Show that there are infinitely many positive integers $k$ such that the equation $\phi(n)=k$ has exactly two solutions, where $n$ is a positive integer.
Not entirely sure where to start or finish with this problem. I know that $\phi$ notation states that $\phi(n) = n(1-\frac{1}{p_1})(1-\frac{1}{p_2})\cdots(1-\frac{1}{p_S})$
but other than that I am lost.
Let $k = 2 \times 3^{6m + 1}$. We claim that if $m > 0$, then $\phi(n) = k$ has exactly $2$ solutions. (For $m = 0$, it has four solutions: $7$, $9$, $14$, and $18$.)
Let $n = p_1^{a_1} p_2^{a_2} \cdots p_i^{a_i}$, where $p_j$ is a prime number, and $a_j$ is a positive natural number. Then $n$ is a solution if and only if $$ p_1^{a_1 - 1} p_2^{a_2 - 1} \cdots p_i^{a_i - 1} (p_1 - 1)(p_2 - 1) \cdots (p_i - 1) = k. $$
We note that if $n$ has at least two odd prime factors $p$ and $q$, then $(p - 1)(q - 1)$ is a factor of $\phi(n)$. Hence $4$ is a factor of $\phi(n)$, and sol $n$ is not a solution.

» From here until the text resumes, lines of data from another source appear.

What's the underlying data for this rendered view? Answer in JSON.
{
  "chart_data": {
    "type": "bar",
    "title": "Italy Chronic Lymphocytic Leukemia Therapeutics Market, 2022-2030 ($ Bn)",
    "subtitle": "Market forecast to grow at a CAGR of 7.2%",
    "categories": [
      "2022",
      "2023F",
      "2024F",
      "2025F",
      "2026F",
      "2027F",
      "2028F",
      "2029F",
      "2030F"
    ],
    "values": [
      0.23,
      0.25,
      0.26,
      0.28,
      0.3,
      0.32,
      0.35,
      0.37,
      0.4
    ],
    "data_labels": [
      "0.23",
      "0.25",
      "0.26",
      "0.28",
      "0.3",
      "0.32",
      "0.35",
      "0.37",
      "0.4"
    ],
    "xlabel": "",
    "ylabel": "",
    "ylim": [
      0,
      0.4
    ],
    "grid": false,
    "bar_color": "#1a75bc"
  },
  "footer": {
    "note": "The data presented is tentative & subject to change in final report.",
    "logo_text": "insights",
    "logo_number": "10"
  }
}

Thus any solution $n$ is of the form $n = 2^\alpha \cdot p^\beta$ where $p$ is some odd prime number, and $\alpha$ and $\beta$ are natural numbers, possibly equal to $0$. If $\alpha > 2$, then $\phi(8) = 4$ is a factor of $\phi(n)$, and so $n$ is not a solution. Thus $\alpha \in \{0, 1, 2\}$.
Suppose that $\alpha = 2$. Then if $\beta > 0$, we have that $2(p - 1)$ is a factor of $\phi(n)$, and so $4$ is a factor of $\phi(n)$, and so $n$ is not a solution. Thus if $\alpha = 2$, then $\beta = 0$, and so $n = 4$. But $\phi(4) = 2$ is not divisible by $3$, and so it is not equal to $2 \times 3^{6m + 1} = k$.
We thus must have that either $n = p^\beta$, or $n = 2 p^\beta$. In each case, we have that $$ \phi(n) = p^\beta - p^{\beta - 1}. $$
We thus must solve the equation $$ p^{\beta - 1} (p - 1) = 2 \times 3^{6m + 1}. $$
If $\beta = 1$, then this is equivalent to $p - 1 = 2 \times 3^{6m + 1}$. Not we note that $2 \times 3^{6m + 1} + 1 \equiv 2 \times 3 + 1 \equiv 0 \pmod 7$, and so this implies that $p = 7$. This corresponds to $m = 0$. We're considering the case where $m > 0$, so we can thus assume from now on that $\beta > 1$.
Since $\beta > 1$, we note that $p \mid 2 \times 3^{6m + 1}$, and so we have that $p = 3$. We thus must solve the equation $$ 2 \times 3^{\beta - 1} = 2 \times 3^{6m + 1}. $$ This clearly has the unique solution $\beta = 6m + 2$, and so the two solutions to the equation $\phi(n) = k$ are given by $n = 3^{6m + 2}$, and $n = 2 \times 3^{6m + 2}$.